The Company has been employing women employees in various cadres within its premises. The Company has in place a policy against Sexual Harassment in line with the requirements of the Sexual Harassment of Women at Workplace (Prevention, Prohibition and Redressal) Act, 2013. There was no complaint received from any employee during the financial year 2019-20 and hence no complaint is outstanding as on 31st March, 2020.

PERSONNEL

Particulars of employees as required under the provisions of Rule 5(2) & (3) of the Companies (Appointment & Remuneration of Managerial Personnel) Rules, 2014, is given in Annexure -VII.

PARTICULARS IN RESPECT OF CONSERVATION OF ENERGY, TECHNOLOGY AND FOREIGN EXCHANGE EARNINGS AND OUTGO.

The information in accordance with the provisions of Clause (m) of Sub-Section (3) of Section 134 of the Companies Act, 2013 read with the Companies (Accounts) Rules, 2014 are forming part of the Directors Report for the year ended 31st March, 2020 is given in Annexure - VIII.

RELATED PARTY TRANSACTIONS

All related party transactions entered into by the Company during the year were on an arms length basis and were in the ordinary course of business. There are no materially significant Related Party Transactions made by the Company with promoters, directors, key managerial personnel or other designated persons which may have potential conflict with the interest of the Company at large.

All related party transactions that were entered into during the financial year were on an arms length basis. Details of such transactions are given in the Annexure - IX to this report.

EXTRACT OF ANNUAL RETURN

Pursuant to Section 134(3)(a)and Section 92(3) of the Companies Act 2013 read with Companies( Amendment) Act 201 7, an extract of Annual Return (eForm MGT-9) is available on the website of the Company and can be accessed at link: http://hindustantin.biz/Uploads/image/71imguf_AnnualReturen2020.pdf

BADDI LAND

The District Collector, Solan issued a Show Cause Notice to the Company under Section 118 of the H.P. Tenancy and Land Reforms Act.

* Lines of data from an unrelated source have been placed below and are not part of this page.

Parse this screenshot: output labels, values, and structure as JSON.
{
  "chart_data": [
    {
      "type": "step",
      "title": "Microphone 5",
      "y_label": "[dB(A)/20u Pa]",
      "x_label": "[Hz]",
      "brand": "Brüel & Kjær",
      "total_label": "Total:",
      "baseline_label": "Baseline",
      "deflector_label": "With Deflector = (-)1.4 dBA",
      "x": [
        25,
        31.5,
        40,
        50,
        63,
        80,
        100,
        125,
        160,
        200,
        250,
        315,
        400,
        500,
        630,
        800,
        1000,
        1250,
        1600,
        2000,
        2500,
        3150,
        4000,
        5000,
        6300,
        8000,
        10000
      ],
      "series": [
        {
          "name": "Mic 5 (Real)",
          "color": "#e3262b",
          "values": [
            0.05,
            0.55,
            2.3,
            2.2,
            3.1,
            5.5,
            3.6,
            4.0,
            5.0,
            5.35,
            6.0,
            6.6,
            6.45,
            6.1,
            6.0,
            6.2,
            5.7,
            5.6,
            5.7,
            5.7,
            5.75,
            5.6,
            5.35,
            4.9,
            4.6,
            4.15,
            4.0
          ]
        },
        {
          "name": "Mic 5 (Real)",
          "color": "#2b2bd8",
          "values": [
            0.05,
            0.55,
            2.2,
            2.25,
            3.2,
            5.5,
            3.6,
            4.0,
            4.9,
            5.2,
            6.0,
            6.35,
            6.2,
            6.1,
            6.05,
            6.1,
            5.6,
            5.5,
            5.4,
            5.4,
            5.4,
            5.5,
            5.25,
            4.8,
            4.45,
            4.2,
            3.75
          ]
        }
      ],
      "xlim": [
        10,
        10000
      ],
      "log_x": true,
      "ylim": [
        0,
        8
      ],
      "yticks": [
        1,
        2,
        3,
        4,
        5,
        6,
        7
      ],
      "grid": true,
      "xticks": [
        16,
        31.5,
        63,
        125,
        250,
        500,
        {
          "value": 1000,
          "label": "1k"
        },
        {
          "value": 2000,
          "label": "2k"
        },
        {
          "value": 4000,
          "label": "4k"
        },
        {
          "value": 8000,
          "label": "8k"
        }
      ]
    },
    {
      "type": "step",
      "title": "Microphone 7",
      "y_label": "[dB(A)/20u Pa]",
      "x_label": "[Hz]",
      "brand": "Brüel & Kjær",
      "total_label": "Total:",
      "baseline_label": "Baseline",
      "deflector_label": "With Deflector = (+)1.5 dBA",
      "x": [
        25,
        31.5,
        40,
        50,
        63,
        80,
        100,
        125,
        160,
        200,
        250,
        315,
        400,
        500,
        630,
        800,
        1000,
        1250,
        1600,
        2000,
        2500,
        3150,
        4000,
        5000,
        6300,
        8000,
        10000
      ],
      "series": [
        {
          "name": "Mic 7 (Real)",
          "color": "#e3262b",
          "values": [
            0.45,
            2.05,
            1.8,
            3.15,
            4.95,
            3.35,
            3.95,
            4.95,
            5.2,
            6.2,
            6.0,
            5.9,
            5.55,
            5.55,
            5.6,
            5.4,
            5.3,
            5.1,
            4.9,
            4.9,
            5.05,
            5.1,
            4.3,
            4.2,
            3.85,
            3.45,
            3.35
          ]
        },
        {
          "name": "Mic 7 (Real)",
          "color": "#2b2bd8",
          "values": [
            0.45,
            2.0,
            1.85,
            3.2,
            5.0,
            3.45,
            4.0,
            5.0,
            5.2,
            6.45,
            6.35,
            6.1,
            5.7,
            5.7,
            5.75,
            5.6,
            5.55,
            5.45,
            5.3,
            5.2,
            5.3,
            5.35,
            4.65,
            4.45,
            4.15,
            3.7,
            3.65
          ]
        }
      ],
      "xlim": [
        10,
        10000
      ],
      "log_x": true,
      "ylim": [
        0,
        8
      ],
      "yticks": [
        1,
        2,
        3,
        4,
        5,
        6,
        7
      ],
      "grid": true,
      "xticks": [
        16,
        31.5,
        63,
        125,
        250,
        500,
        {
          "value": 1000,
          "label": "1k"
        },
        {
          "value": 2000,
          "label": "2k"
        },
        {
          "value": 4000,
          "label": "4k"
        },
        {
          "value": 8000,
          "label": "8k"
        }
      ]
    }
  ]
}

It was alleged that the Company has violated the terms and conditions of the Section 118 of the H.P. Tenancy and Land Reforms Act. The Collector held that the Company has violated the provisions of Section 118 of the H.P. Tenancy and Land Reforms Act, therefore, ordered the vestment of the property in favour of the State of H.P. Being aggrieved, the Company has filed the appeal with Divisional Commissioner, Shimla and after various hearings, the Divisional Commissioner on 18th March, 2019, passed order in favor of the Company.

Now, Himachal Pradesh Government has filed revision petition against the said order and the same is pending adjudication before the Court of financial Commissioner (Appeals) Shimla.

APPRECIATION & ACKNOWLEDGEMENT

The Board wishes to place on record with deep sense of satisfaction, their appreciation for the high degree of professionalism, commitment and dedication displayed by employees at all levels and the guidance, cooperation and assistance extended to the Company by its Bankers, Shareholders, Customers and Suppliers.